Acquaviva Collecroce Molise
Il paese di Acquaviva Collecroce, in Molise

I tratturi vengono tenuti in vita anche dai pastori che non si arrendono alla necessità di cambiare mestiere. Stringono sodalizi con i macellai per spiegare ai clienti che se comprano il salame e il prosciutto di cornigliese salvano questa specie di pecora dall’estinzione e contribuiscono alla biodiversità.

Il viaggio del mio documentario In questo mondo vuole raccontare la storia di una minoranza nella minoranza, le donne pastore, che ancora sentono forte l’attaccamento alla terra e ai loro animali. La narrazione inizia in Piemonte con Maria Pia che va alla ricerca di un agnellino nella nebbia, prosegue in Veneto con Caterina che suona il violino mentre le pecore pascolano e in Trentino-Alto Adige dove Rosina consiglia la raccolta del fieno con il forcone come potente antidepressivo. In Sardegna Efisia si è presa una rivincita su chi le diceva che era buona solo per lavare i piatti e lucidare i pavimenti, mentre Maria in Basilicata munge il latte per gli agnellini che non hanno la forza di ciucciare.

Come le altre, anche la pastora molisana Carmela ha un modo molto particolare di occuparsi dei suoi animali.

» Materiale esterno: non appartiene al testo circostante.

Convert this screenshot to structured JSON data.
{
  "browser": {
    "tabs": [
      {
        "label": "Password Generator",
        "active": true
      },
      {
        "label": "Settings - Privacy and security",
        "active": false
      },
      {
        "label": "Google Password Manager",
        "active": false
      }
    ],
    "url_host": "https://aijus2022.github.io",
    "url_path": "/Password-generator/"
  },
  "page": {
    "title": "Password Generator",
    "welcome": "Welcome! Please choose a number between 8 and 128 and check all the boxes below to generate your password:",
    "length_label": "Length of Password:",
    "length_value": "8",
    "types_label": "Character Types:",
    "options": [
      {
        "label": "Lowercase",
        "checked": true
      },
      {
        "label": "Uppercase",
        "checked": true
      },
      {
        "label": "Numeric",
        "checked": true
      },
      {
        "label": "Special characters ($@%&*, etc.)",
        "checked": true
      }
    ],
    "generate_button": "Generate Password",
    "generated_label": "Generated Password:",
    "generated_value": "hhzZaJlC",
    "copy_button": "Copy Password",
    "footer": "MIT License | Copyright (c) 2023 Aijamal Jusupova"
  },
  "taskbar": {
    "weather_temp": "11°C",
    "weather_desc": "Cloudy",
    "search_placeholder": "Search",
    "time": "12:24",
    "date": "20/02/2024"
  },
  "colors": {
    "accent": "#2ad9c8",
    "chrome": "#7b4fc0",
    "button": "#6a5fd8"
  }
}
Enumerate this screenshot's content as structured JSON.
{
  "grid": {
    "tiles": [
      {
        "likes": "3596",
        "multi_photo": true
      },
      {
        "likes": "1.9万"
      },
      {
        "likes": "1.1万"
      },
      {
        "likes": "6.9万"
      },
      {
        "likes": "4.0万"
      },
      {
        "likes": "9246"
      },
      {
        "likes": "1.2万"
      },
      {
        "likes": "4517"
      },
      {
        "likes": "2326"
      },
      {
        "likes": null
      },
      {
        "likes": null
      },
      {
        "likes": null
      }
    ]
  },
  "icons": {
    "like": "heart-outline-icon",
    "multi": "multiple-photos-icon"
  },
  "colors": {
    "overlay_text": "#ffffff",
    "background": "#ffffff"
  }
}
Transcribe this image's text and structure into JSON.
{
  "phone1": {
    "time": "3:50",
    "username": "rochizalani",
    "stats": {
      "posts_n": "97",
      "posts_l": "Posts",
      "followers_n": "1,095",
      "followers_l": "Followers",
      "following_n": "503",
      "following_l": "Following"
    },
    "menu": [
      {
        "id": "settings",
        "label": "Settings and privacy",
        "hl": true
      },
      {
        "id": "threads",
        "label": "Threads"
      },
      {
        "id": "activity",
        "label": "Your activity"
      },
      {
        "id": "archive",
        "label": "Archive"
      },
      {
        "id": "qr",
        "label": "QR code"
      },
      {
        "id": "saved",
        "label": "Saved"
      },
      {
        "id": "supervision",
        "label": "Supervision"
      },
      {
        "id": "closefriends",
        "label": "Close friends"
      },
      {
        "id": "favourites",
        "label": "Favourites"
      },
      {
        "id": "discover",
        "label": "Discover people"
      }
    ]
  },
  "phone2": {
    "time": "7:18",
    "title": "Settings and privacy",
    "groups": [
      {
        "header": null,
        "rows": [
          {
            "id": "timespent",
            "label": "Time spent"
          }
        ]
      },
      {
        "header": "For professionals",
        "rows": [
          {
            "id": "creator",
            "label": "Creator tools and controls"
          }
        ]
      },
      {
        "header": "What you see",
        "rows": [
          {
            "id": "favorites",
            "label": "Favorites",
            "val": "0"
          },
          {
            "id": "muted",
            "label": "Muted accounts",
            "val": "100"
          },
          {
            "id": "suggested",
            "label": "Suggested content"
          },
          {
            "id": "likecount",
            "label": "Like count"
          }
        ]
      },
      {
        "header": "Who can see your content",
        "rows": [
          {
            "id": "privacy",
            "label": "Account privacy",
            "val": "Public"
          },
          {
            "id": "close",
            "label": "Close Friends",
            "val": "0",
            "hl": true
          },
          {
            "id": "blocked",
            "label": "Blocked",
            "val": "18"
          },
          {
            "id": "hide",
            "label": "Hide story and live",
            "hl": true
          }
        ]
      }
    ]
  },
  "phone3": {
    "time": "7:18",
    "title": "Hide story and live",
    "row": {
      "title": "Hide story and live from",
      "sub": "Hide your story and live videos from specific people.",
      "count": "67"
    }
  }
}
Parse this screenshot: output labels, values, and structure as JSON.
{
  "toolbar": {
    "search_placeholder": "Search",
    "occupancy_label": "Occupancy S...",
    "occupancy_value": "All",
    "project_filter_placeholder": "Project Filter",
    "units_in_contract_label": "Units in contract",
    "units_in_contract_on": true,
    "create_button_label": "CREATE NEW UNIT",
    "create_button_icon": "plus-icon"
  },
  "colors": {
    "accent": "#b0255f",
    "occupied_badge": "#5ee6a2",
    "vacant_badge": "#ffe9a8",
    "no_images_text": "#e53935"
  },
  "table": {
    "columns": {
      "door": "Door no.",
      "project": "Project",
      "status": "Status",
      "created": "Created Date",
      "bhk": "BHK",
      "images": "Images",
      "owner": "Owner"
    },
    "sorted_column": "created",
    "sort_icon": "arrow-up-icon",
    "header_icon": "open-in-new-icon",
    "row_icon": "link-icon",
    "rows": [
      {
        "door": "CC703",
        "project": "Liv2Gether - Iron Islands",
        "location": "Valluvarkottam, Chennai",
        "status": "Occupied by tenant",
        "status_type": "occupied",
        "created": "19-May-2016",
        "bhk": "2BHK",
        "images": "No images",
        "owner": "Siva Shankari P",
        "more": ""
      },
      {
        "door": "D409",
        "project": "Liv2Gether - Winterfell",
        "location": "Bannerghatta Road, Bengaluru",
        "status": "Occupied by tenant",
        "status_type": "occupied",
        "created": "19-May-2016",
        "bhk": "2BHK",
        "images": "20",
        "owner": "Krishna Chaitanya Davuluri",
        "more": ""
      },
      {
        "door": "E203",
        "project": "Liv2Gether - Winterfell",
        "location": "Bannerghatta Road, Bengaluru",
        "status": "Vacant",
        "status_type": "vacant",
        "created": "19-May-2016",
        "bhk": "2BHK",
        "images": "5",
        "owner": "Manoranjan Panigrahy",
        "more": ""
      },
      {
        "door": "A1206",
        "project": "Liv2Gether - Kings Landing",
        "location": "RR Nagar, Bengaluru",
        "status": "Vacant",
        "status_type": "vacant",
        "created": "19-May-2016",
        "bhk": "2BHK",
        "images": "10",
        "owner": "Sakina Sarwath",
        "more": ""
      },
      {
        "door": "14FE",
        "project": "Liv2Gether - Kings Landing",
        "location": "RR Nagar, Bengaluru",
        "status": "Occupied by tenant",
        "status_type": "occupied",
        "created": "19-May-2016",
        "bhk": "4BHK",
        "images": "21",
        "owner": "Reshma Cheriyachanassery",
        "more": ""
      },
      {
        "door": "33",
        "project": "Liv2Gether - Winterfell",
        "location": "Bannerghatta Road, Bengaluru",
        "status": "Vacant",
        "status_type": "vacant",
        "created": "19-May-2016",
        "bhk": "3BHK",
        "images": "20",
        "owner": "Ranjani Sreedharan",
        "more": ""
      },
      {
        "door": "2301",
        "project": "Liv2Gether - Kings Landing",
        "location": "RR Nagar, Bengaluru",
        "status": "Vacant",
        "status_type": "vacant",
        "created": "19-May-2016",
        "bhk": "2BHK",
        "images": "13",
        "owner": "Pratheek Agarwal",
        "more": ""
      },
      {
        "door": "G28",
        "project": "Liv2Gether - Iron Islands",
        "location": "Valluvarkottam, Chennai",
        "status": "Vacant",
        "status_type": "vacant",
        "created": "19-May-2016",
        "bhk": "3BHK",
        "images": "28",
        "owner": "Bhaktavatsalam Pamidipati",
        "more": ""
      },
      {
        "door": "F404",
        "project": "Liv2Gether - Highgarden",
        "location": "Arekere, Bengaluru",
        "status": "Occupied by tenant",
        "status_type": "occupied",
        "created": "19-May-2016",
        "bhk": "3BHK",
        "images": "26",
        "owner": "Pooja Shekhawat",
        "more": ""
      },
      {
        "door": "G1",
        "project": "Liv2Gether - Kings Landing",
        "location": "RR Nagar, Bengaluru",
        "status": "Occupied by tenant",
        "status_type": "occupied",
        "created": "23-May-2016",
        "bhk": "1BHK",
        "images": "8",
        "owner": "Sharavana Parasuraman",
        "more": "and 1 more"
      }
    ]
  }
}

Pospone sempre le sue necessità alle loro, non molla mai, passa le notti nella stalla se una pecora sta male. Mette nella cura qualcosa di molto peculiare che ha a che fare con la genetica e con l’essere madre nel senso più ampio del termine. Tutela la vita a tutti i costi proprio come la terra che le dà da vivere. Nel suo lavoro, forse meglio degli uomini, capisce il cerchio della vita e ne fa parte con le emozioni e le sensazioni che questo richiede. Il Molise, un piccolo mondo antico, autentico e intatto, è la sua casa; la terra, la famiglia, gli animali sono la sua storia.